Sulki and Min and the Expansion of Graphic Design and the Practice of Korean Designers since 2000s and “Dutch Design” and Cultural Identity and Criticality and Artistic Dimensions and Research and Spectral Publishing and Evolving Designs and Micro Typography and the Art of Language and Unordered Control and “Never Read This” and Art as Design as Art and the Phenomenon of Things Appearing Blurry When Too Close and Barely Moving Images and Questions and

  • 2025 
  • offset lithograph, exposed-bound and jacketed
  • 170 x 232 mm, 336 pp

Sulki and Min and… offers an overview of the work of Korean graphic designers Sulki and Min over the past two decades, tracing their trajectories and manifestations. Through the lens of their work, which extends beyond graphic design into art, publishing, writing, translation, curation, education, and public presentations, the book reflects on the conditions and contexts of graphic design in South Korea and examines its changes and influences. In doing so, it imagines design that contributes to the community as both an art and a social process, as itself a question as well as an answer to a given assignment.

The contributors – designers, curators, editors, writers, artists, educators, a poet, a K-drama playwright, and a technologist – treat Sulki and Min’s 900-strong body of work as materials and objects, delving into the designers’ clear language and obscure playfulness from multiple viewpoints and through diverse paths. Each contributor’s navigation of the boundary-blurring, expectation-defying, and disguise-mastering works mirrors Sulki and Min’s constantly changing practice, which flexibly and dynamically expands the “in-betweens”. (From the publisher’s website)

The long title directly reflects the book’s content, enumerating each article’s topics. The title’s diagrammatic and self-referential quality – related to one of our favorite approaches – reverberates in the book’s design, too. The front cover shows, instead of the title or authors, its own dimensions and materials. This gesture of exposing its own materiality extends into the inside pages.

Unlike typical monographs, this book does not include reproductions of works. Instead, barely legible thumbnails serve as pointers linking the text to the list of works. The intention has been, on the one hand, to avoid wasting ink on printing images that can be easily found on the internet, and, on the other, to focus attention on the words rather than pictures. The opening and closing sections do show reproductions, but only the actual-size details that are hard to find or experience online. This use of images acknowledges and exploits the fact that the book is interconnected with a diversified media network that includes the internet and social media.

The book’s typography reflects one of our current interests: clashing – not harmonizing – Western design norms with East Asian/Korean traditions in an unexpected way. The titles are set in Protoform, a typeface we made while exploring the origins of unsquared Hangeul. The purely geometric shapes, inspired by Cho Young Jae’s 1976 proposal to restructure Korean characters for typewriters, revisit the ideas of unsquared Hangeul while creating unfamiliar letterforms by applying the same modular system to Latin letters.

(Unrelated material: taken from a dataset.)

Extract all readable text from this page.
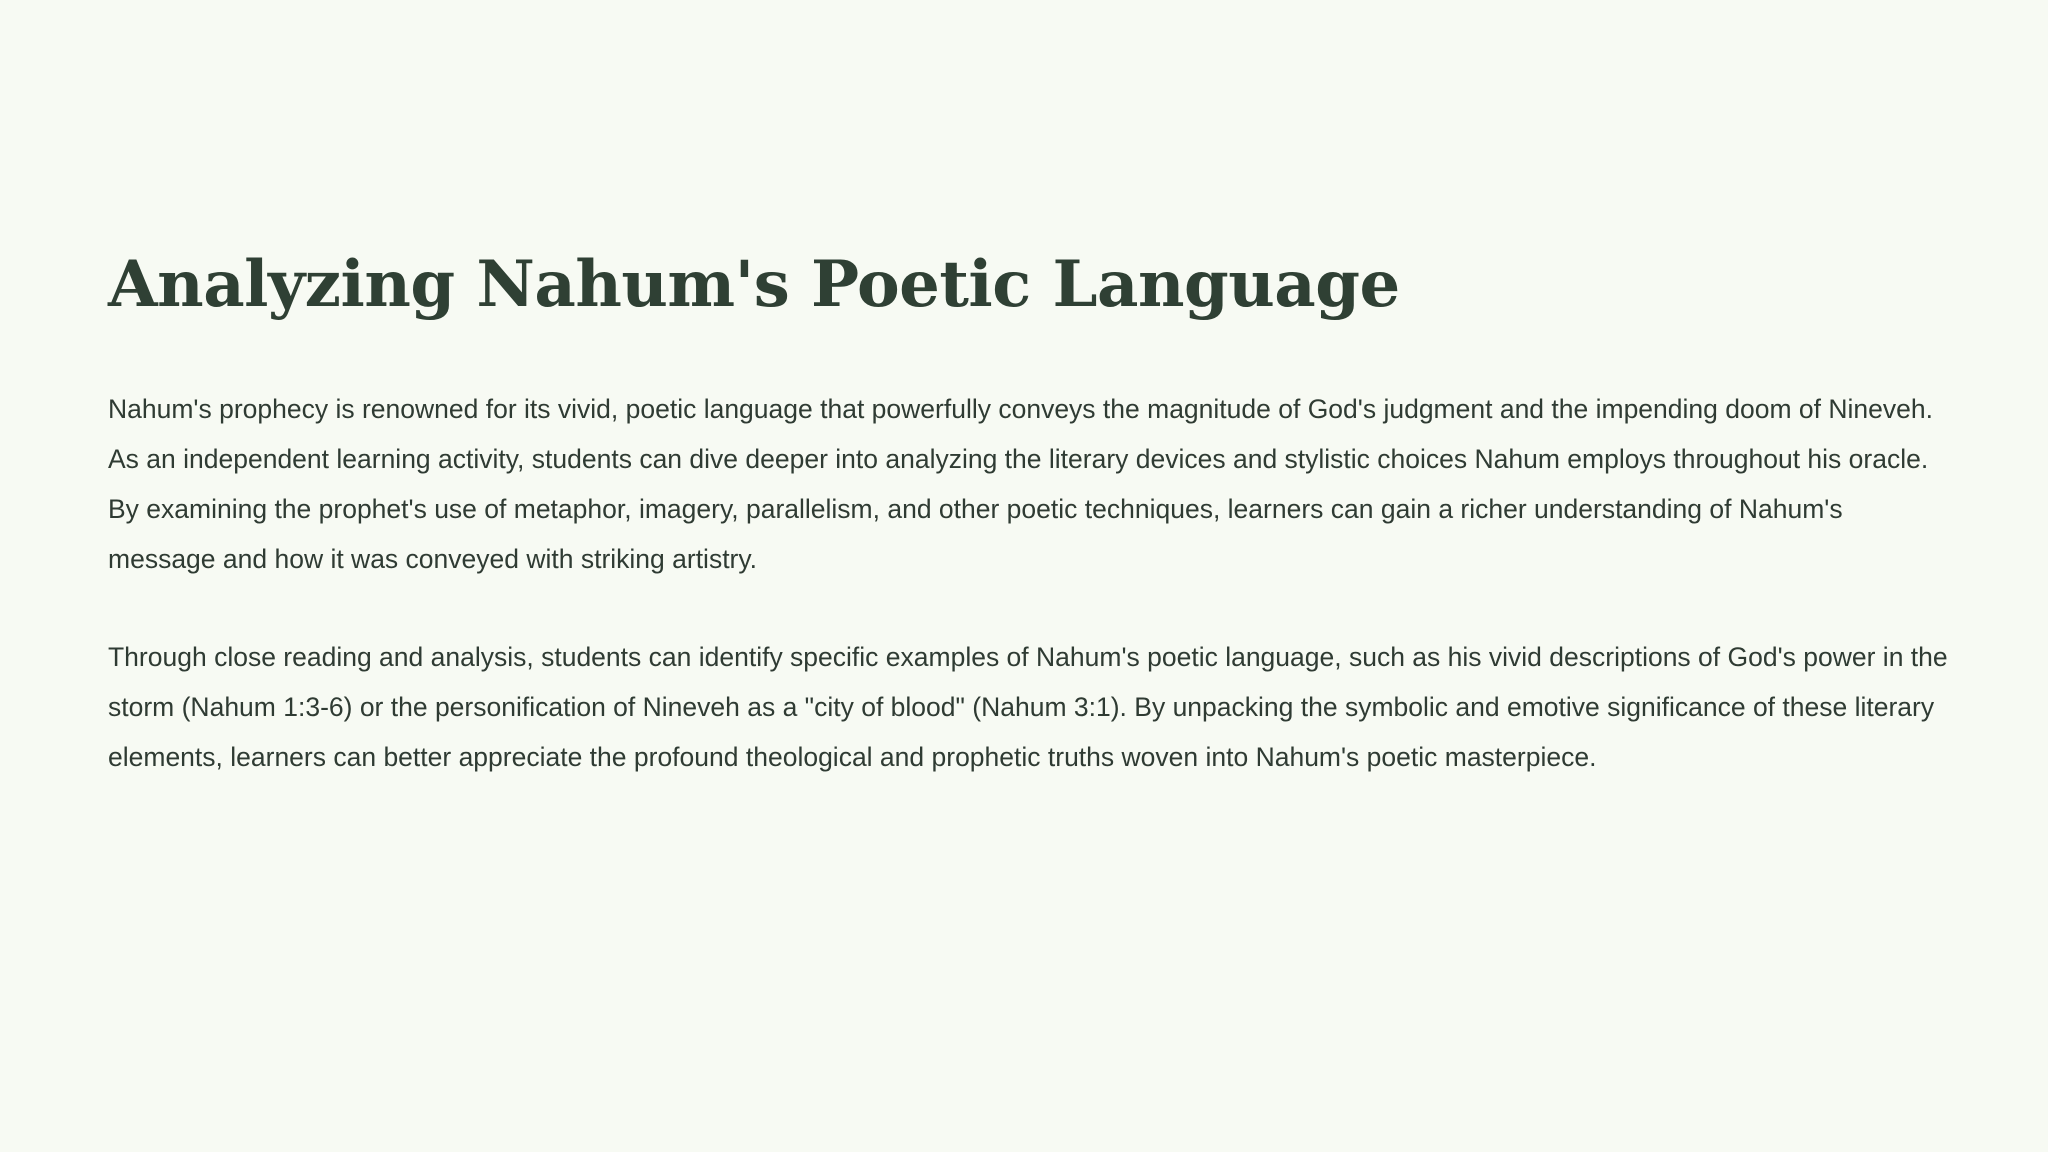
Analyzing Nahum's Poetic Language

Nahum's prophecy is renowned for its vivid, poetic language that powerfully conveys the magnitude of God's judgment and the impending doom of Nineveh. As an independent learning activity, students can dive deeper into analyzing the literary devices and stylistic choices Nahum employs throughout his oracle. By examining the prophet's use of metaphor, imagery, parallelism, and other poetic techniques, learners can gain a richer understanding of Nahum's message and how it was conveyed with striking artistry.

Through close reading and analysis, students can identify specific examples of Nahum's poetic language, such as his vivid descriptions of God's power in the storm (Nahum 1:3-6) or the personification of Nineveh as a "city of blood" (Nahum 3:1). By unpacking the symbolic and emotive significance of these literary elements, learners can better appreciate the profound theological and prophetic truths woven into Nahum's poetic masterpiece.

The text is composed using our interpretation of the traditional East Asian square-cell grid system. In Western typography, composition starts with letters as units and proceeds by combining them into words, lines, paragraphs, and pages. With the square-cell grid system, however, the page is first divided into equal-sized square cells, in which characters are placed. Although the system has become obsolete in Korea, many Korean typefaces still retain the monospaced, square character frames as a trace of this composition tradition. What if we revive the petrified tradition and apply it to a modern Korean text setting? In this book, the Hangeul characters and word spaces are set in square cells, while punctuation marks, numerals, and Latin letters are set in half-width spaces. Also, unlike conventional square-cell grid composition, the lines are unjustified, resulting in unfamiliar-looking text patterns that are distant from both traditional East Asian and Western typography. The elegant and widely used text typeface, SM Sinsinmyeongjo, looks crude and alien in this setting.

The paper inside is the commonplace uncoated stock that we often use. The banal, leather-like paper of the dust jacket, combined with the unusual design employing the geometric title typography and the empty front, reinforces the theme of the strangely familiar or vice versa.